Lavoravamo molto e grazie a tanti sacrifici abbiamo costruito a Cantalice una casa a tre piani dove ora vivono mia figlia a un piano e mio figlio in un altro, io al piano terra vado in estate e a Natale.
Quando mia figlia piccola frequentava le medie ci siamo trasferiti a Cantalice e a Rieti abbiamo avviato un negozio che ho tenuto aperto per 12 anni, finche, operatami alle anche, ho dovuto smettere di lavorare. Mi sono ritirata con molto dolore, per me il commercio, il contatto con le persone erano la mia vita. Solo con l’aiuto della fede sono uscita dalla depressione seguita alla pur necessaria perdita della mia attività.
Adesso abito da sola, ma non sono mai sola, sto bene perché questa casa a Rieti la scegliemmo insieme a mio marito quando tutti i figli si erano sposati e ci sentivamo troppo soli in quella grande casa, specialmente per viverci durante l’inverno. Lui già sentiva che se ne sarebbe andato e ci mise così tanta foga nell’acquisto della casa che mi meravigliai. Era ottobre, imbiancammo, comperammo i mobili, costruimmo il camino, progettavamo di trasferirci dopo Natale, ma lui purtroppo non dormì mai qui. Il primo dell’anno andammo in Abruzzo da mia figlia per festeggiare il compleanno di mio figlio, mio marito era felice. Dopo le feste la mattina successiva alla partenza di mio figlio, mio marito si alzò per preparare il caffè come aveva sempre fatto in tutta la nostra vita insieme, me lo portò come al solito a letto e con un bicchierino accanto con un fiore, se non c’erano fiori un ramoscello, era una dolce abitudine il cui pensiero mi commuove ancora. Dopo aver bevuto un sorso di caffè si spostò in poltrona e lì si accasciò e, una volta portato in ospedale, morì. Era il 2011.

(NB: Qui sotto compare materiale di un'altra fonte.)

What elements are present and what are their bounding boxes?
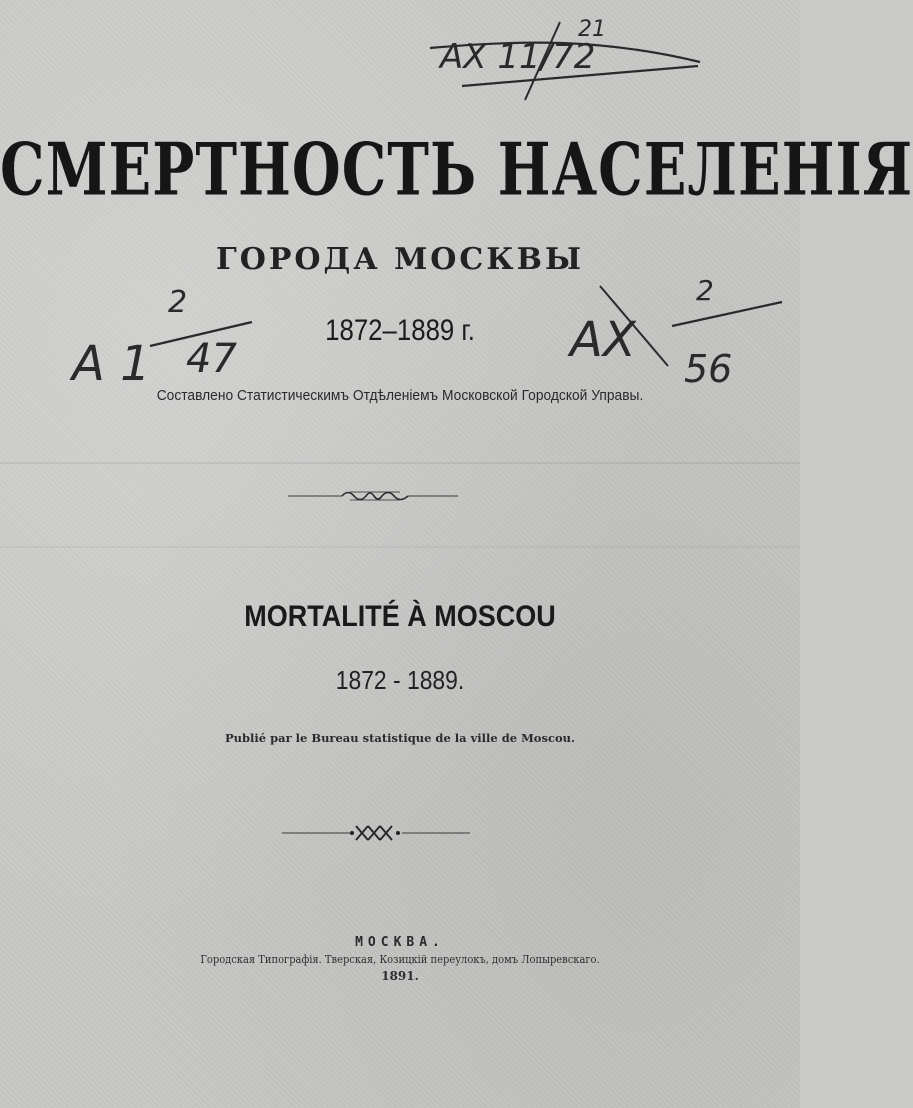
shelfmark-left [69, 285, 252, 392]
shelfmark-right-prefix: АХ [570, 312, 636, 368]
shelfmark-left-prefix: А 1 [72, 336, 151, 392]
imprint-city: МОСКВА. [355, 935, 445, 950]
imprint-year: 1891. [381, 969, 419, 983]
shelfmark-left-numerator: 2 [168, 285, 188, 320]
french-publisher: Publié par le Bureau statistique de la ville de Moscou. [225, 731, 575, 745]
shelfmark-top-superscript: 21 [578, 17, 606, 42]
imprint-printer: Городская Типографія. Тверская, Козицкій переулокъ, домъ Лопыревскаго. [200, 953, 600, 966]
shelfmark-top [430, 17, 700, 100]
years-french: 1872 - 1889. [335, 665, 465, 695]
shelfmark-right-numerator: 2 [696, 274, 714, 307]
subtitle-city: ГОРОДА МОСКВЫ [215, 242, 584, 277]
main-title: СМЕРТНОСТЬ НАСЕЛЕНІЯ [0, 128, 913, 213]
shelfmark-left-denominator: 47 [186, 336, 237, 382]
shelfmark-right-denominator: 56 [684, 347, 733, 391]
french-title: MORTALITÉ À MOSCOU [244, 600, 556, 633]
compiled-by: Составлено Статистическимъ Отдѣленіемъ Московской Городской Управы. [156, 387, 644, 404]
years-russian: 1872–1889 г. [325, 314, 475, 347]
shelfmark-top-text: АХ 11/72 [440, 37, 596, 77]
shelfmark-right [567, 274, 782, 391]
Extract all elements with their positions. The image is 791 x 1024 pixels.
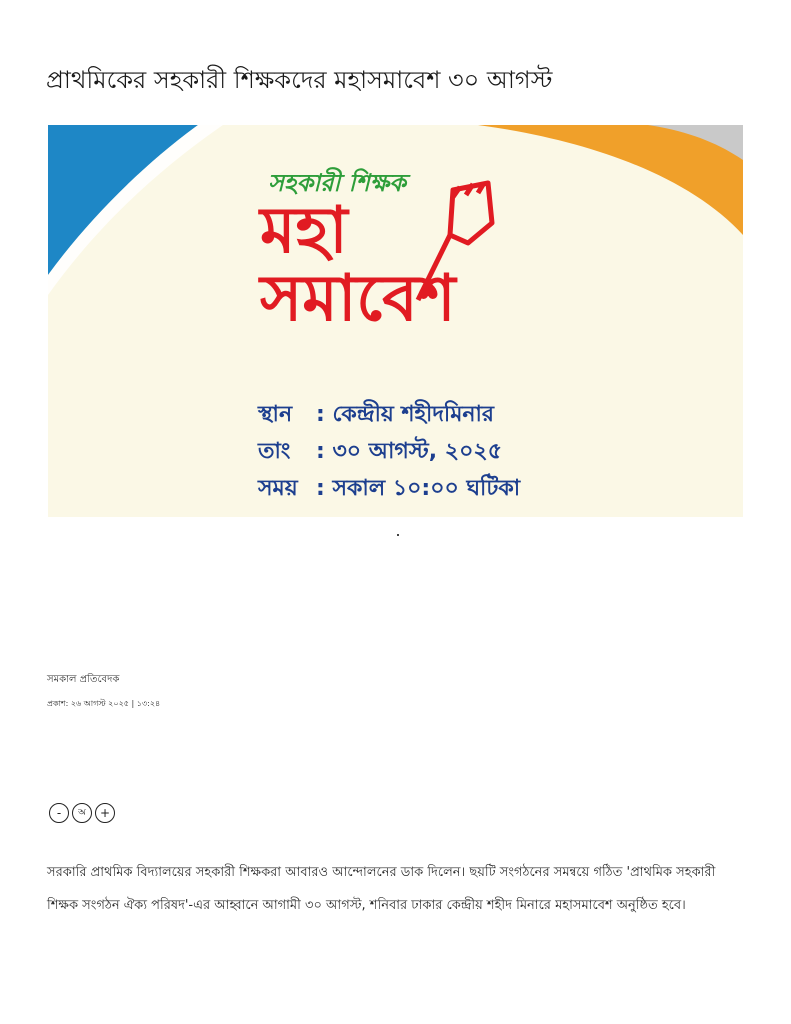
banner-time-value: : সকাল ১০:০০ ঘটিকা [316, 476, 521, 501]
banner-title-line1: মহা [260, 194, 348, 268]
banner-title-line2: সমাবেশ [260, 262, 456, 336]
article-headline: প্রাথমিকের সহকারী শিক্ষকদের মহাসমাবেশ ৩০ আগস্ট [46, 66, 553, 94]
article-body-paragraph: সরকারি প্রাথমিক বিদ্যালয়ের সহকারী শিক্ষকরা আবারও আন্দোলনের ডাক দিলেন। ছয়টি সংগঠনের সমন্বয়ে গঠিত 'প্রাথমিক সহকারী শিক্ষক সংগঠন ঐক্য পরিষদ'-এর আহ্বানে আগামী ৩০ আগস্ট, শনিবার ঢাকার কেন্দ্রীয় শহীদ মিনারে মহাসমাবেশ অনুষ্ঠিত হবে। [47, 865, 716, 913]
article-published-time: প্রকাশ: ২৬ আগস্ট ২০২৫ | ১৩:২৪ [47, 699, 161, 708]
increase-text-size-button[interactable]: + [95, 803, 115, 823]
banner-subtitle: সহকারী শিক্ষক [268, 169, 406, 197]
banner-time-label: সময় [258, 476, 298, 501]
banner-date-value: : ৩০ আগস্ট, ২০২৫ [316, 439, 502, 464]
article-author: সমকাল প্রতিবেদক [47, 674, 120, 685]
banner-date-label: তাং [258, 439, 291, 464]
separator-dot [397, 534, 399, 536]
decrease-text-size-button[interactable]: - [49, 803, 69, 823]
banner-venue-value: : কেন্দ্রীয় শহীদমিনার [316, 402, 495, 427]
banner-venue-label: স্থান [258, 402, 293, 427]
text-size-controls [49, 803, 115, 823]
reset-text-size-button[interactable]: অ [72, 803, 92, 823]
event-banner-image [48, 125, 743, 517]
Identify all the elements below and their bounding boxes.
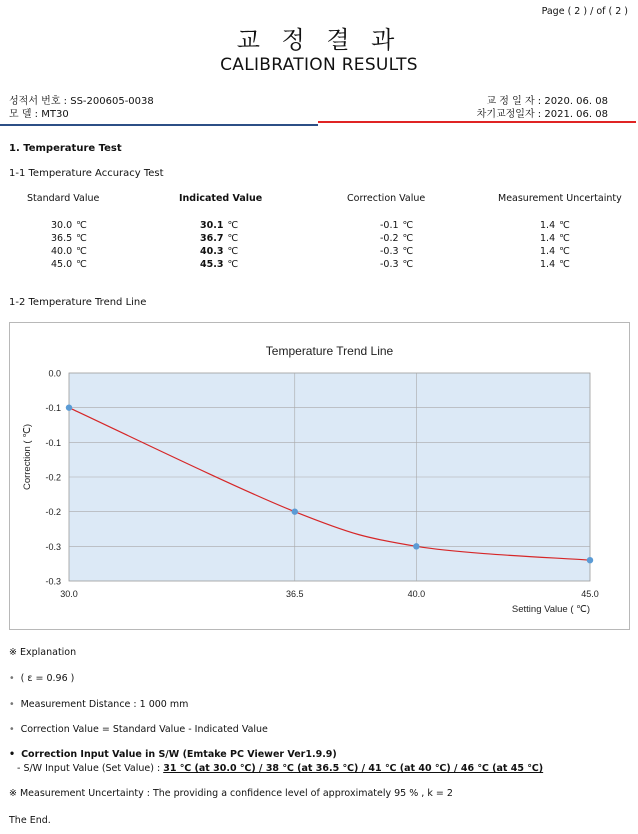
bullet: • — [9, 724, 15, 735]
cell-indicated-value: 45.3 — [200, 259, 224, 270]
cell-indicated-value: 30.1 — [200, 220, 224, 231]
cell-correction-value: -0.2 — [380, 233, 399, 244]
unit-label: ℃ — [76, 259, 87, 270]
cell-indicated — [200, 220, 238, 231]
cell-uncertainty-value: 1.4 — [540, 259, 556, 270]
cell-indicated-value: 36.7 — [200, 233, 224, 244]
cell-correction-value: -0.3 — [380, 246, 399, 257]
end-note: The End. — [9, 815, 51, 826]
cell-uncertainty-value: 1.4 — [540, 233, 556, 244]
cell-correction — [380, 246, 413, 257]
unit-label: ℃ — [76, 233, 87, 244]
cell-standard-value: 40.0 — [51, 246, 73, 257]
cell-indicated-value: 40.3 — [200, 246, 224, 257]
section-heading: 1. Temperature Test — [9, 143, 122, 154]
next-cal-date-label: 차기교정일자 : — [476, 109, 542, 120]
cell-standard-value: 30.0 — [51, 220, 73, 231]
explanation-item-correction — [9, 724, 268, 735]
header-rule-red — [318, 121, 636, 123]
y-tick-label: -0.3 — [45, 541, 61, 552]
chart-title: Temperature Trend Line — [265, 344, 394, 358]
unit-label: ℃ — [227, 220, 239, 231]
cell-uncertainty-value: 1.4 — [540, 220, 556, 231]
cell-uncertainty — [540, 259, 570, 270]
cal-date-label: 교 정 일 자 : — [486, 96, 542, 107]
header-rule-blue — [0, 124, 318, 126]
cell-indicated — [200, 233, 238, 244]
unit-label: ℃ — [76, 246, 87, 257]
th-standard: Standard Value — [27, 193, 100, 204]
unit-label: ℃ — [76, 220, 87, 231]
unit-label: ℃ — [402, 246, 414, 257]
cell-standard-value: 36.5 — [51, 233, 73, 244]
meta-right — [477, 95, 608, 121]
cert-number-label: 성적서 번호 : — [9, 96, 68, 107]
cell-standard — [51, 233, 87, 244]
unit-label: ℃ — [402, 220, 414, 231]
cal-date-value: 2020. 06. 08 — [544, 96, 608, 107]
cell-standard — [51, 220, 87, 231]
meta-left — [9, 95, 154, 121]
cell-correction — [380, 259, 413, 270]
unit-label: ℃ — [227, 246, 239, 257]
th-correction: Correction Value — [347, 193, 426, 204]
subsection-trend-heading: 1-2 Temperature Trend Line — [9, 297, 147, 308]
page-number: Page ( 2 ) / of ( 2 ) — [541, 6, 628, 17]
x-tick-label: 36.5 — [286, 589, 304, 599]
th-indicated: Indicated Value — [179, 193, 263, 204]
bullet: • — [9, 673, 15, 684]
data-point — [66, 404, 72, 410]
cell-standard — [51, 259, 87, 270]
sw-heading: Correction Input Value in S/W (Emtake PC Viewer Ver1.9.9) — [21, 749, 337, 760]
sw-input-values: 31 ℃ (at 30.0 ℃) / 38 ℃ (at 36.5 ℃) / 41 ℃ (at 40 ℃) / 46 ℃ (at 45 ℃) — [163, 763, 544, 774]
y-tick-label: 0.0 — [48, 368, 61, 379]
model-label: 모 델 : — [9, 109, 39, 120]
th-uncertainty: Measurement Uncertainty — [498, 193, 622, 204]
bullet: • — [9, 749, 16, 760]
unit-label: ℃ — [559, 220, 570, 231]
x-axis-label: Setting Value ( ℃) — [511, 604, 590, 615]
y-tick-label: -0.3 — [45, 576, 61, 587]
distance-text: Measurement Distance : 1 000 mm — [20, 699, 189, 710]
y-tick-label: -0.1 — [45, 437, 61, 448]
cell-standard — [51, 246, 87, 257]
cell-uncertainty — [540, 233, 570, 244]
trend-chart-svg — [10, 323, 629, 629]
cell-uncertainty — [540, 246, 570, 257]
title-english: CALIBRATION RESULTS — [220, 55, 418, 75]
unit-label: ℃ — [227, 259, 239, 270]
title-korean: 교 정 결 과 — [236, 26, 402, 54]
x-tick-label: 40.0 — [407, 589, 426, 599]
unit-label: ℃ — [559, 246, 570, 257]
model-value: MT30 — [41, 109, 69, 120]
cell-indicated — [200, 259, 238, 270]
y-tick-label: -0.2 — [45, 472, 61, 483]
y-tick-label: -0.1 — [45, 403, 61, 414]
y-axis-label: Correction ( ℃) — [22, 423, 33, 491]
uncertainty-note: ※ Measurement Uncertainty : The providing a confidence level of approximately 95 % , k = 2 — [9, 788, 453, 799]
unit-label: ℃ — [402, 259, 414, 270]
explanation-item-sw — [9, 749, 337, 760]
cell-uncertainty-value: 1.4 — [540, 246, 556, 257]
cert-number-value: SS-200605-0038 — [70, 96, 154, 107]
data-point — [413, 543, 419, 549]
subsection-accuracy-heading: 1-1 Temperature Accuracy Test — [9, 168, 164, 179]
sw-input-prefix: - S/W Input Value (Set Value) : — [17, 763, 161, 774]
cell-correction-value: -0.1 — [380, 220, 399, 231]
trend-chart — [9, 322, 630, 630]
x-tick-label: 45.0 — [581, 589, 599, 599]
unit-label: ℃ — [559, 259, 570, 270]
unit-label: ℃ — [227, 233, 239, 244]
data-point — [587, 557, 593, 563]
cell-correction-value: -0.3 — [380, 259, 399, 270]
cell-indicated — [200, 246, 238, 257]
correction-definition: Correction Value = Standard Value - Indicated Value — [20, 724, 268, 735]
y-tick-label: -0.2 — [45, 507, 61, 518]
data-point — [292, 508, 298, 514]
cell-correction — [380, 220, 413, 231]
next-cal-date-value: 2021. 06. 08 — [544, 109, 608, 120]
explanation-item-distance — [9, 699, 188, 710]
emissivity-text: ( ε = 0.96 ) — [20, 673, 75, 684]
sw-input-line — [17, 763, 543, 774]
unit-label: ℃ — [402, 233, 414, 244]
explanation-item-emissivity — [9, 673, 74, 684]
cell-uncertainty — [540, 220, 570, 231]
explanation-heading: ※ Explanation — [9, 647, 77, 658]
cell-standard-value: 45.0 — [51, 259, 73, 270]
unit-label: ℃ — [559, 233, 570, 244]
x-tick-label: 30.0 — [60, 589, 78, 599]
bullet: • — [9, 699, 15, 710]
cell-correction — [380, 233, 413, 244]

Lui aveva sentito in anticipo che mi avrebbe lasciato sola e mi aveva messo al sicuro.
Dopo la sua morte sono andata per un mese a casa di mia figlia, ma non volevo intralciare la sua vita e né quella degli altri miei figli, perciò, presi coraggio, non volli essere accompagnata da nessuno, mi avviai da sola verso la casa che mio marito aveva voluto per me. Arrivata davanti al portone, non riuscivo ad aprirlo per la disperazione, in quel momento mi chiamò mia nipote da Vienna:” Zia, tranquilla, sono con te”. Con il telefono in mano entrai e scoppiai a piangere.
Mi fermo qui, ho raccontato solo un piccolo segmento della mia vita ma ho tanto altro da dire, di sicuro continuerò a scrivere per me, per i miei e per chi vorrà ascoltare una vecchia signora di 92 anni.